Услышав всё, что хотел услышать от Деда, боцман вышел в коридор.
Нависая над картой, капитан что-то тихо втолковывал стармеху, ребром ладони вырисовывая на ней крутую дугу. Старший помощник и вахтенный штурман тоже подошли ближе и внимательно слушали, как прилежные ученики в школе. До меня изредка долетали фразы:
- Вот здесь мне нужно, чтобы ты выжал из своих железяк всё, что можно.
- Так ты же борт подставишь, завалит нас к чертям собачьим! – Возразил стармех.
- Выберу момент… главное, чтобы вы даванули на полную. Чтобы синхронно.
Может и зацепит по корме, но это не так страшно, не положит нас. От вас многое зависит…так что…
- Ладно, всё понял.
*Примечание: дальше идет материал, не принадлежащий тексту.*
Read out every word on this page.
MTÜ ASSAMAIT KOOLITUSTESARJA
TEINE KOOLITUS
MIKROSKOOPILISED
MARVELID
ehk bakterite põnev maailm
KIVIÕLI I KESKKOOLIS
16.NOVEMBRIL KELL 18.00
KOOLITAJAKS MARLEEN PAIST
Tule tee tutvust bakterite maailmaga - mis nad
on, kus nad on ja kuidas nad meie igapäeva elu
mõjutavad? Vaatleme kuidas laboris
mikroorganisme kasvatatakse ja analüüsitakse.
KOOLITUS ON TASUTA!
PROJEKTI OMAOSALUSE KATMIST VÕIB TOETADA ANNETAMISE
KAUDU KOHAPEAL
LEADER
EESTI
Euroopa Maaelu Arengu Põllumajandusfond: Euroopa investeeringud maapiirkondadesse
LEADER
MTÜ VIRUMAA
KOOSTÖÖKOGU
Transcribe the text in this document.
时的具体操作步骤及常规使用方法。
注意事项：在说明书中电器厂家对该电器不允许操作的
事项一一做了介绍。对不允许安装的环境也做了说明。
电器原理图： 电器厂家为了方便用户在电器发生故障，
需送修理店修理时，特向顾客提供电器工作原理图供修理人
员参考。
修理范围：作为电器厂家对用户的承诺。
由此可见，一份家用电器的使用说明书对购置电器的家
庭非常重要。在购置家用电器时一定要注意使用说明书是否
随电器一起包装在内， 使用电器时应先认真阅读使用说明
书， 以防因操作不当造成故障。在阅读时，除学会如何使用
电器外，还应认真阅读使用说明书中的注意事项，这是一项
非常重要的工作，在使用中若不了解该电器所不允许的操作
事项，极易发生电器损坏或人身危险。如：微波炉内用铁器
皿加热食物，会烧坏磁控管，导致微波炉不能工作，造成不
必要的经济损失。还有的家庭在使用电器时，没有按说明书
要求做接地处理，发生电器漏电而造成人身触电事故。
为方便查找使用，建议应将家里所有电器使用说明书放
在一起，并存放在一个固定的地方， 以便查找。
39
Понял, что дело тёмное, - и Дед криво ухмыльнулся, почёсывая грязной пятернёй подбородок.
- А раз понял, так иди хоть умойся, а то как из преисподней выбрался, -напутствовал его Мастер.
- Это точно, умыться надо, а то неприлично будет, если действительно окажусь у рогатого в гостях.
- Типун тебе на язык, старый! Неужели так грешен? – И Ароныч слегка подтолкнул его в спину.
- А то нет? – Возразил, оборачиваясь и улыбаясь.
И уже у дверей утвердительно закончил:
- Вот как спутался с тобой, так и начались сплошные грехи.
Он вышел, а настроение у всех на мостике улучшилось. И даже природа вроде бы обрадовалась успехам мотористов. Низкий, тёмно-серый полог над нами как будто кто сдёрнул. Нет, солнышко не выглянуло, но стало намного светлей и, даже дождь измельчал, порывы ветра бросали его на стёкла редкими каплями. 
Вспомнив, что до самого интересного ещё есть время, я тоже встал. Надо быстро вымыть посуду, убрать всё лишнее, проверить и закрепить всё в кладовке. Чтобы не ловить потом во время шторма посуду из своего хозяйства по палубе.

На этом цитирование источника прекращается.